A: Most people want to know if a planned gift can help them solve a specific financial challenge. They need a certain amount of income, for example. Or they have real estate that they aren't sure how to handle. So we sit down and talk. Sometimes I come back and consult a lawyer or accountant and I always encourage them to do the same. We can almost always find a solution that accomplishes what the person wants.

Q: The College is in a Campaign. How does planned giving fit in?

A: Life income gifts are gifts to the College, so they count toward the Campaign for Connecticut College at face value. They also count toward your reunion gift. Bequests count at face value if you're over 70. You just need to document your intention either by making us a copy of the part of the will that names the College or informing us in writing of your intention.

Q: Is there a growing interest in planned gifts?

A: Yes.
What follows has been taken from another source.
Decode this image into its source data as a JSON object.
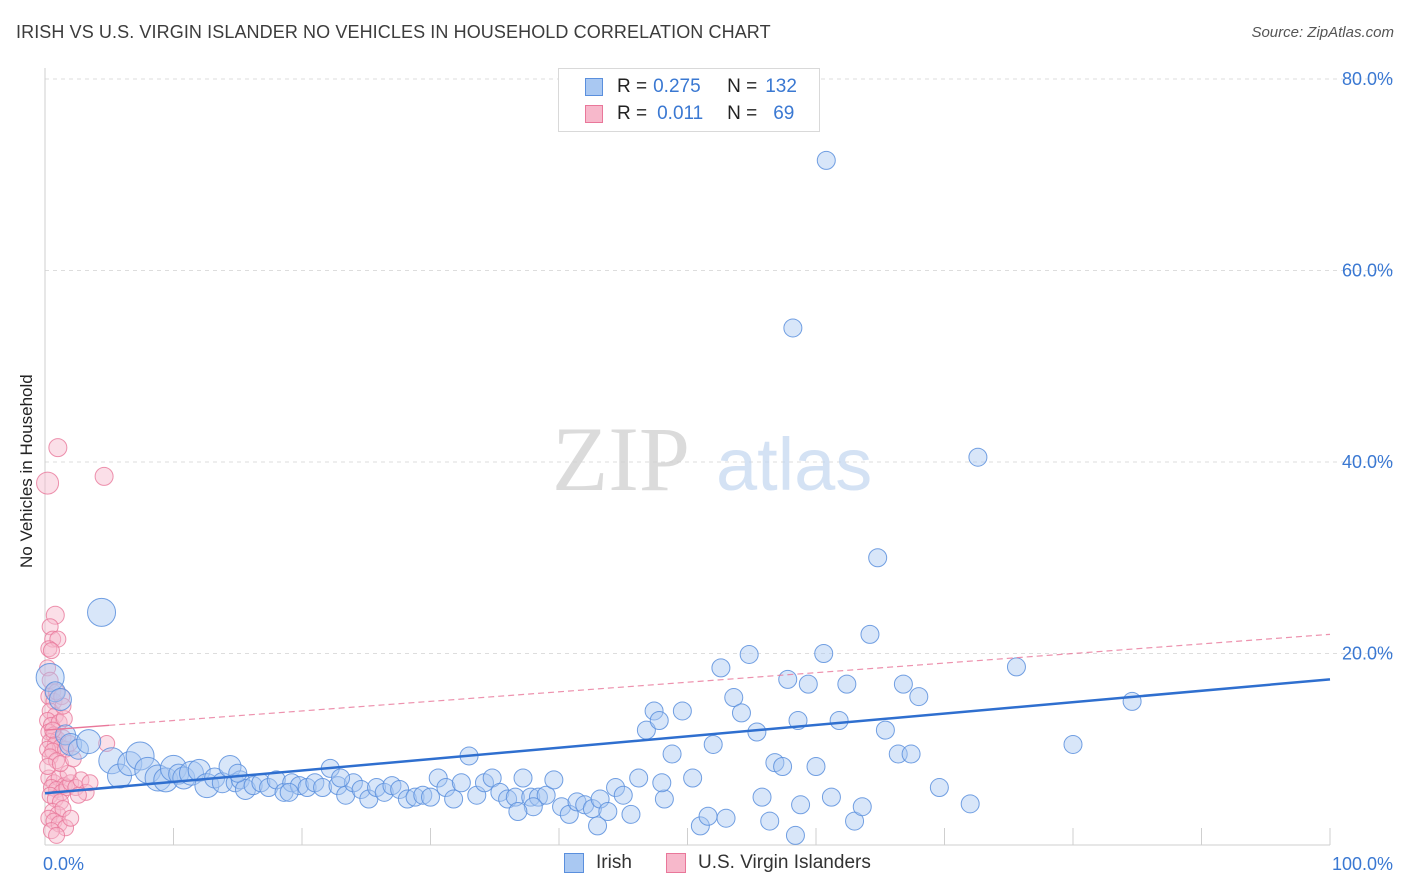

People don't always know what's possible, but we encourage them to ask. We have just hired a senior planned giving officer, Ken Dolbashian, to meet with people who are interested in giving and to connect with those who have already made gifts. Ken is an attorney who has been with the Unitarian Universalist Service Committee for the past four years. It will be great to have someone devoted to planned giving full time.

Q: Should I tell you if I've included the College in my will?

A: Absolutely. We'd want to talk with you about your bequest and make sure we understand how you want your gift to be used. And we'd want to thank you.

Q: How comfortable are people when it comes to discussing their estate plans?

A: A lot of people welcome the discussion. I love planned giving. It's always interesting and we can really solve some difficult problems for people at all income levels. We can be creative and work things out. It's a win-win situation. It gives people peace of mind. And it's rewarding to help someone plan their legacy.